According to the present invention, a multi-zone hydronic heating installation and system are provided that significantly expand the number of situations in which a plurality of circulators can be utilized (with the resultant benefits that ensue from this manner of installation), while eliminating the complicated nature of the connections. According to the present invention, a multi-zone hydronic heating system utilizing a plurality of circulators is provided that is relatively simple to install, and provides a common area for mounting of the circulators and other components for convenience of maintenance and repair. Not only circulators but other components such as temperature probes, air vents, expansion tanks, and the like, are conveniently mounted in a central area. The invention also reduces installation costs by substituting a single header in a central location for a plurality of additional pipes and Ts that would otherwise be necessary.

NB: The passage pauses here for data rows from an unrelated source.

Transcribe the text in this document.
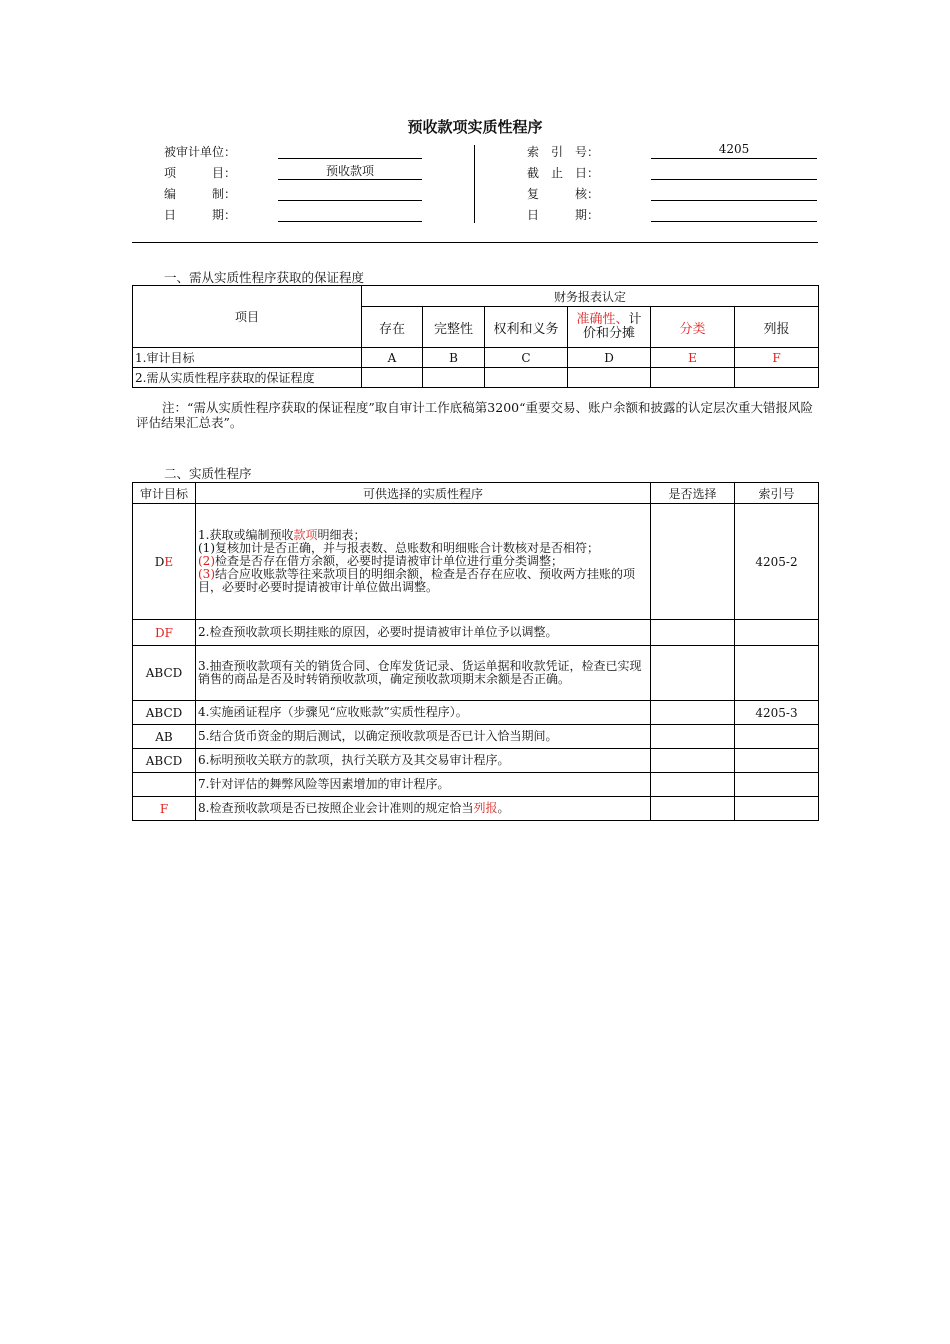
预收款项实质性程序
被审计单位：
项　　　目：	预收款项
编　　　制：
日　　　期：
索　引　号：	4205
截　止　日：
复　　　核：
日　　　期：
一、需从实质性程序获取的保证程度
项目	财务报表认定					
	存在	完整性	权利和义务	准确性、计价和分摊	分类	列报
1.审计目标	A	B	C	D	E	F
2.需从实质性程序获取的保证程度						
注：“需从实质性程序获取的保证程度”取自审计工作底稿第3200“重要交易、账户余额和披露的认定层次重大错报风险评估结果汇总表”。
二、实质性程序
审计目标	可供选择的实质性程序	是否选择	索引号
DE	1.获取或编制预收款项明细表；
(1)复核加计是否正确，并与报表数、总账数和明细账合计数核对是否相符；
(2)检查是否存在借方余额，必要时提请被审计单位进行重分类调整；
(3)结合应收账款等往来款项目的明细余额，检查是否存在应收、预收两方挂账的项目，必要时必要时提请被审计单位做出调整。		4205-2
DF	2.检查预收款项长期挂账的原因，必要时提请被审计单位予以调整。		
ABCD	3.抽查预收款项有关的销货合同、仓库发货记录、货运单据和收款凭证，检查已实现销售的商品是否及时转销预收款项，确定预收款项期末余额是否正确。		
ABCD	4.实施函证程序（步骤见“应收账款”实质性程序）。		4205-3
AB	5.结合货币资金的期后测试，以确定预收款项是否已计入恰当期间。		
ABCD	6.标明预收关联方的款项，执行关联方及其交易审计程序。		
	7.针对评估的舞弊风险等因素增加的审计程序。		
F	8.检查预收款项是否已按照企业会计准则的规定恰当列报。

The invention also provides for extremely effective removal of air from the system without requiring any accessory components.

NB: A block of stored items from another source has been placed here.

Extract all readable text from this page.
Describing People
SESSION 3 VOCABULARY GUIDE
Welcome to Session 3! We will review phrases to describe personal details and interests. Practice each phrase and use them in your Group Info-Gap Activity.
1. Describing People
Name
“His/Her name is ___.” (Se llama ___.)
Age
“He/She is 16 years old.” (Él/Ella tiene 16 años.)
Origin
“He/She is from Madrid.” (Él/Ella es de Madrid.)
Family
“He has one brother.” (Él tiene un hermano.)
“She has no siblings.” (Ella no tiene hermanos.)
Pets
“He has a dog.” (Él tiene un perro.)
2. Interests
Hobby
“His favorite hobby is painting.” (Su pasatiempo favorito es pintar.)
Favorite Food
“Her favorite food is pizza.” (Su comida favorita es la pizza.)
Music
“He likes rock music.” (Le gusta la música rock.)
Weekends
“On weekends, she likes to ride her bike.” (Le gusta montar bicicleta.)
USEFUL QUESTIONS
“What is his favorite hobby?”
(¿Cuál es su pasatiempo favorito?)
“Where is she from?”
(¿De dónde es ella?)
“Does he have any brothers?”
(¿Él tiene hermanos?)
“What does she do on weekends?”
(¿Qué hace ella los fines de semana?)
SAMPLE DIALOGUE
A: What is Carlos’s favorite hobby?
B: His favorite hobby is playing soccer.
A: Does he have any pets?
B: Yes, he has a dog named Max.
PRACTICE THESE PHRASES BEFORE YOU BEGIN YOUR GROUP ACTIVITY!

According to one aspect of the present invention, a hydronic multi-zone heating installation is provided for connection to a water heating device, such as a boiler. The installation includes a header having an inlet adapted to be connected to the water heating device, a plurality of supply pipes operatively connected at a first open end thereof to the header in fluid communication therewith and adapted to be connected at a second end thereof to a heating zone, and a circulator connected to each supply pipe for circulating liquid from the header through the supply pipe. The header is mounted so that it is generlaly horizontal, and means are provided for eliminating air from liquid in the installation. The air elimination means includes a header, the particular connection of the supply pipes to the header, and an air vent operatively connected to a top portion of the header. Since the header has a significantly larger cross-sectional area than the inlet thereto, and than each of the supply pipes, the velocity of the liquid is inherently reduced once it enters the header. This facilitates separation of air from the liquid. The air can pass through the liquid, in the header, to an upper portion of the header, at which upper portion it is vented by the air vent means. The first ends of the supply tubes extend a substantial distance into the header so that they will always be below the level of liquid in the header during operation.

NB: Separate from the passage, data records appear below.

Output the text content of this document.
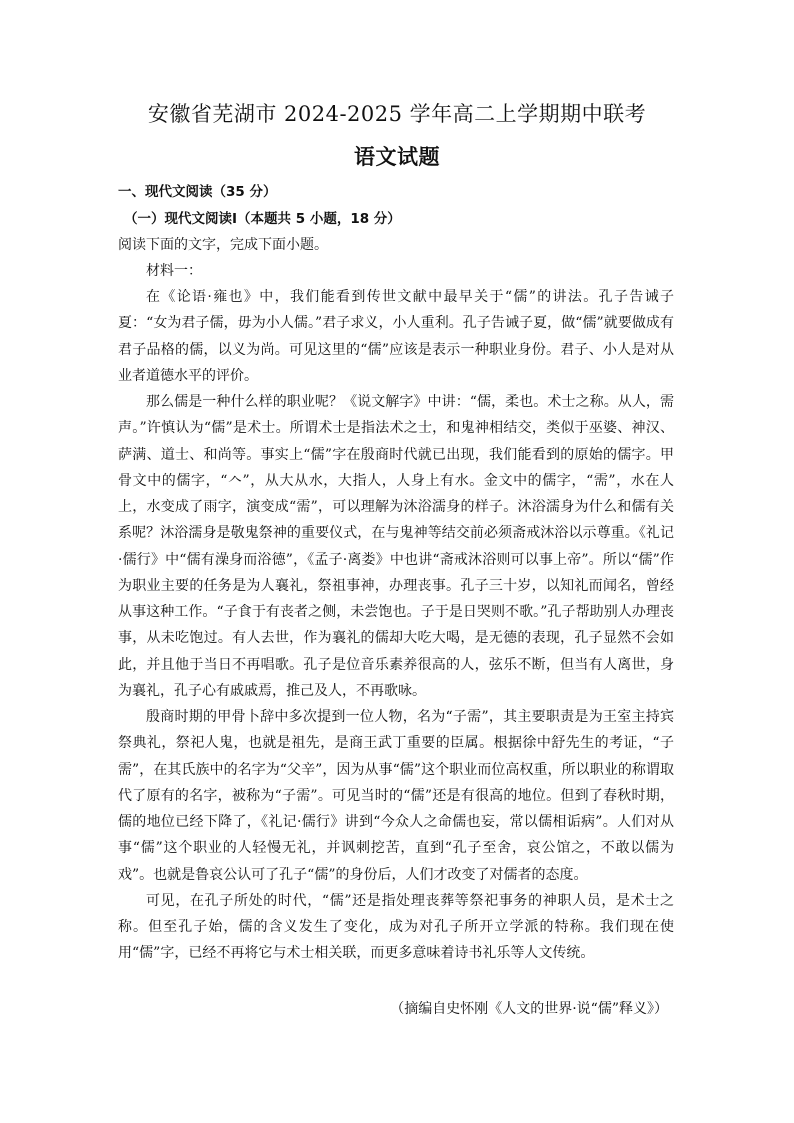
安徽省芜湖市 2024-2025 学年高二上学期期中联考
语文试题
一、现代文阅读（35 分）
（一）现代文阅读Ⅰ（本题共 5 小题，18 分）
阅读下面的文字，完成下面小题。
材料一：

在《论语·雍也》中，我们能看到传世文献中最早关于“儒”的讲法。孔子告诫子夏：“女为君子儒，毋为小人儒。”君子求义，小人重利。孔子告诫子夏，做“儒”就要做成有君子品格的儒，以义为尚。可见这里的“儒”应该是表示一种职业身份。君子、小人是对从业者道德水平的评价。

那么儒是一种什么样的职业呢？《说文解字》中讲：“儒，柔也。术士之称。从人，需声。”许慎认为“儒”是术士。所谓术士是指法术之士，和鬼神相结交，类似于巫婆、神汉、萨满、道士、和尚等。事实上“儒”字在殷商时代就已出现，我们能看到的原始的儒字。甲骨文中的儒字，“𠆢”，从大从水，大指人，人身上有水。金文中的儒字，“需”，水在人上，水变成了雨字，演变成“需”，可以理解为沐浴濡身的样子。沐浴濡身为什么和儒有关系呢？沐浴濡身是敬鬼祭神的重要仪式，在与鬼神等结交前必须斋戒沐浴以示尊重。《礼记·儒行》中“儒有澡身而浴德”，《孟子·离娄》中也讲“斋戒沐浴则可以事上帝”。所以“儒”作为职业主要的任务是为人襄礼，祭祖事神，办理丧事。孔子三十岁，以知礼而闻名，曾经从事这种工作。“子食于有丧者之侧，未尝饱也。子于是日哭则不歌。”孔子帮助别人办理丧事，从未吃饱过。有人去世，作为襄礼的儒却大吃大喝，是无德的表现，孔子显然不会如此，并且他于当日不再唱歌。孔子是位音乐素养很高的人，弦乐不断，但当有人离世，身为襄礼，孔子心有戚戚焉，推己及人，不再歌咏。

殷商时期的甲骨卜辞中多次提到一位人物，名为“子需”，其主要职责是为王室主持宾祭典礼，祭祀人鬼，也就是祖先，是商王武丁重要的臣属。根据徐中舒先生的考证，“子需”，在其氏族中的名字为“父辛”，因为从事“儒”这个职业而位高权重，所以职业的称谓取代了原有的名字，被称为“子需”。可见当时的“儒”还是有很高的地位。但到了春秋时期，儒的地位已经下降了，《礼记·儒行》讲到“今众人之命儒也妄，常以儒相诟病”。人们对从事“儒”这个职业的人轻慢无礼，并讽刺挖苦，直到“孔子至舍，哀公馆之，不敢以儒为戏”。也就是鲁哀公认可了孔子“儒”的身份后，人们才改变了对儒者的态度。

可见，在孔子所处的时代，“儒”还是指处理丧葬等祭祀事务的神职人员，是术士之称。但至孔子始，儒的含义发生了变化，成为对孔子所开立学派的特称。我们现在使用“儒”字，已经不再将它与术士相关联，而更多意味着诗书礼乐等人文传统。

（摘编自史怀刚《人文的世界·说“儒”释义》）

A plurality of return pipes may also be connected to the header, and an outlet from the header connected to the water heating device. An interior wall may be provided in the header to prevent free passage from the inlet to the outlet thereof, or there may be free passage between the inlet and the outlet. A primary circulator may be mounted directly onto the header to circulate liquid from the header outlet to the water heating device, the mounting being provided by a pair of mounting rings held together by bolts.
A plurality of threaded fittings are provided associated with the header. At least one of the threaded fittings receives the air vent, but the other threaded fittings may receive other components such as temperature probes, expansion tanks, etc.
It is the primary object of the present invention to provide an efficient and effective hydronic multi-zone heating system. This and other objects of the invention will become clear from an inspection of the detailed description of the invention, and from the appended claims.